So verschieden neurologische Krankheitsbilder auch sind, bei vielen Erkrankungen kann eine frühzeitige Rehabilitation entscheidend sein. Die geschädigten Nervenverbindungen haben nur eine zeitlich begrenzte Fähigkeit, sich neu zu organisieren. Eine frühzeitige Rehabilitationstherapie mit ihrem multimodalen Ansatz aus intensiver Physiotherapie, Ergotherapie, neuropsychologischem Training neben der ärztlich supervidierten medikamentösen Therapie ist daher umso wichtiger.

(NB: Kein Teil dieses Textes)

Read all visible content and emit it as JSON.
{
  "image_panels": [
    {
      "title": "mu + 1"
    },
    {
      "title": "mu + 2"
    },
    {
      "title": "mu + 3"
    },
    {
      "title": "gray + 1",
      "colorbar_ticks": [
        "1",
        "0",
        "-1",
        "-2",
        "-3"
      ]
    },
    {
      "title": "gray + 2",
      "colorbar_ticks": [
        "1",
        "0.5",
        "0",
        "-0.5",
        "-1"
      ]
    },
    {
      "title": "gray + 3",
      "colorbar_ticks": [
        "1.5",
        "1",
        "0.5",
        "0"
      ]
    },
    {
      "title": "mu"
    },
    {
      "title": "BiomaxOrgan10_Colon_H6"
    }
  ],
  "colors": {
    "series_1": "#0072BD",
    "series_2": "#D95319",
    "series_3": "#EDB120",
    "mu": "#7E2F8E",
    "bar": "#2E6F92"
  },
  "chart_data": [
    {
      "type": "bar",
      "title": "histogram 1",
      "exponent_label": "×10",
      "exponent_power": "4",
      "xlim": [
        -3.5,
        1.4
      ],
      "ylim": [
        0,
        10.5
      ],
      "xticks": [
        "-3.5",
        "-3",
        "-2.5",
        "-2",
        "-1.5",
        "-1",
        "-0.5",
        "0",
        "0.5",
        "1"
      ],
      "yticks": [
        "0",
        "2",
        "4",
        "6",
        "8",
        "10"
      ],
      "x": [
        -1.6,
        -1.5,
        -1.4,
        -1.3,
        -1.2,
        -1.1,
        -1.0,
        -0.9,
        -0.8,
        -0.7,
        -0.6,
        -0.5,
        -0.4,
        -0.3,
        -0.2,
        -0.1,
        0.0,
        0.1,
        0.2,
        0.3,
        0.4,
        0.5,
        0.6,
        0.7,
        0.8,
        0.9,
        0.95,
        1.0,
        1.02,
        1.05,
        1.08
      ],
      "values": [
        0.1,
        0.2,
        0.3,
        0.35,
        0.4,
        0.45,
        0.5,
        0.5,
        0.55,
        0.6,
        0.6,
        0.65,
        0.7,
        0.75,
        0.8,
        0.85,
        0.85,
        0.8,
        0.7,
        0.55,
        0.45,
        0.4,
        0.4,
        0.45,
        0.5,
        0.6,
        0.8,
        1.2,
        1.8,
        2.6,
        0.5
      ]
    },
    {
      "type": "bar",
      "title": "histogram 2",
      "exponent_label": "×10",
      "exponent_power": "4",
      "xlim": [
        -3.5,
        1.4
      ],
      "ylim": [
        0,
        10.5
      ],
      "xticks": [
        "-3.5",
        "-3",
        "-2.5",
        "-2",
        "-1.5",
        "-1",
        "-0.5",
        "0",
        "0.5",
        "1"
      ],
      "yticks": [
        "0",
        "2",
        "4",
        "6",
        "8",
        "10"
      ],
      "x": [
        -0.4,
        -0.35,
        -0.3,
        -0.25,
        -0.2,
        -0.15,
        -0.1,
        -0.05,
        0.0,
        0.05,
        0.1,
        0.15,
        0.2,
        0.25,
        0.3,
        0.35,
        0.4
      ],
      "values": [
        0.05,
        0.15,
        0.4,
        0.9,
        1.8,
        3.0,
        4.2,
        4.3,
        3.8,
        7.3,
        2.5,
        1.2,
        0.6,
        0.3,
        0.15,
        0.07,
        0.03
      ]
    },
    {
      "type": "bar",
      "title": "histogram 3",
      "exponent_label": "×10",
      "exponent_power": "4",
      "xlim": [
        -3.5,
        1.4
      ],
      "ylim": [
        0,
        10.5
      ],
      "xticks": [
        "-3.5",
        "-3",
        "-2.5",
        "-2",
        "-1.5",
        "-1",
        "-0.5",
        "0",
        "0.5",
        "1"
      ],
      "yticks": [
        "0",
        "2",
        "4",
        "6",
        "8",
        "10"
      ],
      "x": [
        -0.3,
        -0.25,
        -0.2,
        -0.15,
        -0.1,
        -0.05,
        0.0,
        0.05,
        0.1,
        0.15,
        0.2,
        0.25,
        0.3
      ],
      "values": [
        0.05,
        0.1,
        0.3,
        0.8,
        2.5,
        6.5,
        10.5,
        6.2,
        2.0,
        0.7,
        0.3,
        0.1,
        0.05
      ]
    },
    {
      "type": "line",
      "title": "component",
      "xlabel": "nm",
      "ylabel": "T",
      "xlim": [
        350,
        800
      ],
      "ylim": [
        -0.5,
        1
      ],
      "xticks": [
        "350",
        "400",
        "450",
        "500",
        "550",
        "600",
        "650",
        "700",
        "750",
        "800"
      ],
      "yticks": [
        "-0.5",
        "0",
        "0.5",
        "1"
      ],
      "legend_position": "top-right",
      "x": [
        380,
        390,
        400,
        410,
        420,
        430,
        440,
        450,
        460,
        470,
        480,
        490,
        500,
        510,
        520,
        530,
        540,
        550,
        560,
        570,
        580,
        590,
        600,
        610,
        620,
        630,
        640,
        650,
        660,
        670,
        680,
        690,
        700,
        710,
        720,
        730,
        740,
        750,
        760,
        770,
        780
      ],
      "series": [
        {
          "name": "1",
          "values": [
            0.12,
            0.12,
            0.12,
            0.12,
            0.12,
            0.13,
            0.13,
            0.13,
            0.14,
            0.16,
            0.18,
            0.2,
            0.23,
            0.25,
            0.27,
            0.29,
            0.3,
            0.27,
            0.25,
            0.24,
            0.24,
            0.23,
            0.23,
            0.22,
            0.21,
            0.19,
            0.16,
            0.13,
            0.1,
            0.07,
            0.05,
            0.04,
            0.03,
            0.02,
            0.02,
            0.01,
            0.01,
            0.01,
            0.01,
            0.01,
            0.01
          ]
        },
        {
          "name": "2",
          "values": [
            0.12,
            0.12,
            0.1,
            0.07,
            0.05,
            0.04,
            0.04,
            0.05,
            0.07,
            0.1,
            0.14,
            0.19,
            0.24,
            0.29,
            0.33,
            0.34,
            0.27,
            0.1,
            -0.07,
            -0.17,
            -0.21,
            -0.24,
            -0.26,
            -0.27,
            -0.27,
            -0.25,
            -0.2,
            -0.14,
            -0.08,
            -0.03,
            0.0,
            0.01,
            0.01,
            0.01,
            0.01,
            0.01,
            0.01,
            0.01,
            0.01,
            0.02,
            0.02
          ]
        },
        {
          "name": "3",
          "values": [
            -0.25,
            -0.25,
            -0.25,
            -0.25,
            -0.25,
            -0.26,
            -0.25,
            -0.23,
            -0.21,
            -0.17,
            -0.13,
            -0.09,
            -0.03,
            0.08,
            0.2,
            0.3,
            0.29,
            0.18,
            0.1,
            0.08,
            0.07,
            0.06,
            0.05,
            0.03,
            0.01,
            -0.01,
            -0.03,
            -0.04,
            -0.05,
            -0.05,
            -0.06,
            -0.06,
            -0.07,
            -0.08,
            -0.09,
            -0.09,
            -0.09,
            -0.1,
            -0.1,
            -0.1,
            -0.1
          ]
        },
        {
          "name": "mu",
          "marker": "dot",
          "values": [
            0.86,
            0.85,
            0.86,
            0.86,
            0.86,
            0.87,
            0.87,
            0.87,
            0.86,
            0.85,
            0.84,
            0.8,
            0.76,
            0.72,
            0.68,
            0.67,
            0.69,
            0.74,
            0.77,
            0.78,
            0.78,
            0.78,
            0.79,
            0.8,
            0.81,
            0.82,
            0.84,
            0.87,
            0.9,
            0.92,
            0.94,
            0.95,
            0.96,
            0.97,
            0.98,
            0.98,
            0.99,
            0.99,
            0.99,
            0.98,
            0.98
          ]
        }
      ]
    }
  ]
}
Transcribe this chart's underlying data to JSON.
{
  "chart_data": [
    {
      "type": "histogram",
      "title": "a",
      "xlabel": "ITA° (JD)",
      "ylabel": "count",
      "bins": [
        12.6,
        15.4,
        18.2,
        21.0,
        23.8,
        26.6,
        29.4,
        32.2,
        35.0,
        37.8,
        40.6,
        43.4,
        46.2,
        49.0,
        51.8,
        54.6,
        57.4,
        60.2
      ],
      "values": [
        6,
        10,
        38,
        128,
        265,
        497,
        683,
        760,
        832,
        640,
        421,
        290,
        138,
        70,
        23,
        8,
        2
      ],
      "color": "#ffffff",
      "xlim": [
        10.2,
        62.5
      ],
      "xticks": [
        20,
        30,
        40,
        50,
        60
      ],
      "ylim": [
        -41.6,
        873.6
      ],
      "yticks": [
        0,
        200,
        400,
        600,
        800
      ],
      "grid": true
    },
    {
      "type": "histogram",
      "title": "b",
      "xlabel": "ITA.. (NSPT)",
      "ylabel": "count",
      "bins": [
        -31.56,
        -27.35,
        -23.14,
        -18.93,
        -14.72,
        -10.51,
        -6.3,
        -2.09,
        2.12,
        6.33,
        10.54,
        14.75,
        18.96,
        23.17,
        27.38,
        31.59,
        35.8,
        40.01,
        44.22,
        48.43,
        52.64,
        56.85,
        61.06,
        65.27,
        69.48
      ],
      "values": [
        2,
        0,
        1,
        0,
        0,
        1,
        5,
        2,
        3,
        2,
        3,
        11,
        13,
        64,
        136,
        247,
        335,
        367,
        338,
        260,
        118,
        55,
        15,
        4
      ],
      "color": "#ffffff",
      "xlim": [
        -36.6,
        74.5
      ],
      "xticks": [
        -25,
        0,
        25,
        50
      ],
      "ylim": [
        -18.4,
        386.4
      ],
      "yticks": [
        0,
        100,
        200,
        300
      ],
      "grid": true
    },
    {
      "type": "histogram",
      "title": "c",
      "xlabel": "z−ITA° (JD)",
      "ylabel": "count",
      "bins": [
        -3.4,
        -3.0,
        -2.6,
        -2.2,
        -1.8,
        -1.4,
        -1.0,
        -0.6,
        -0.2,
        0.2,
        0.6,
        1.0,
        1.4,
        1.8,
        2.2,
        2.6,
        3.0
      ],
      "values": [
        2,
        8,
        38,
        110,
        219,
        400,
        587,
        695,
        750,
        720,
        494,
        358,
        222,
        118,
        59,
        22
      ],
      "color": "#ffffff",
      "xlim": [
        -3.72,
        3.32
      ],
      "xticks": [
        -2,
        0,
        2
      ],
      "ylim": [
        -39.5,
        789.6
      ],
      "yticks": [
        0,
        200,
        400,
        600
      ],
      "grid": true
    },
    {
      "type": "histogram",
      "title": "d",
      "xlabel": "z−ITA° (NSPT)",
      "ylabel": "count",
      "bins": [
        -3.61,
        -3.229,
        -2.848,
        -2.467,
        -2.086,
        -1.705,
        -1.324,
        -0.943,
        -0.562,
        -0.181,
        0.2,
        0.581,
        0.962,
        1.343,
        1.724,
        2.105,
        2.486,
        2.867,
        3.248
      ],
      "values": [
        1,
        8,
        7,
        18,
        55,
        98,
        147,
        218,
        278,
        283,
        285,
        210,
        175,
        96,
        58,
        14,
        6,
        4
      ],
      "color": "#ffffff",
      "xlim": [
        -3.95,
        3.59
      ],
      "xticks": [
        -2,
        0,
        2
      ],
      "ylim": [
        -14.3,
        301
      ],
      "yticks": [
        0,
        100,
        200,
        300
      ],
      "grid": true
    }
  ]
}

Dank der hohen ärztlichen und therpeutischen Kompetenz und der hervorragenden Ausstattung unserer Klinik können die Patient:innen sehr induviduell und gezielt behandelt und so wieder an die Aktivitäten des alltäglichen Lebens heraugeführt werden.

Bezüglich der möglichen Auswirkungen der chronischen Erkrankung auf das weitere Erwerbsleben erfolgt im Bedarfsfall eine intensive sozialmedizinische Beratung durch unseren Sozialdienst, ggf. in enger Abstimmung der Beratungsstelle der Deutschen Multiple Sklerose Gesellschaft (DMSG) https://www.dmsg-bayern.de/wir-helfen/beratungsstellen/dmsg-oberbayern/.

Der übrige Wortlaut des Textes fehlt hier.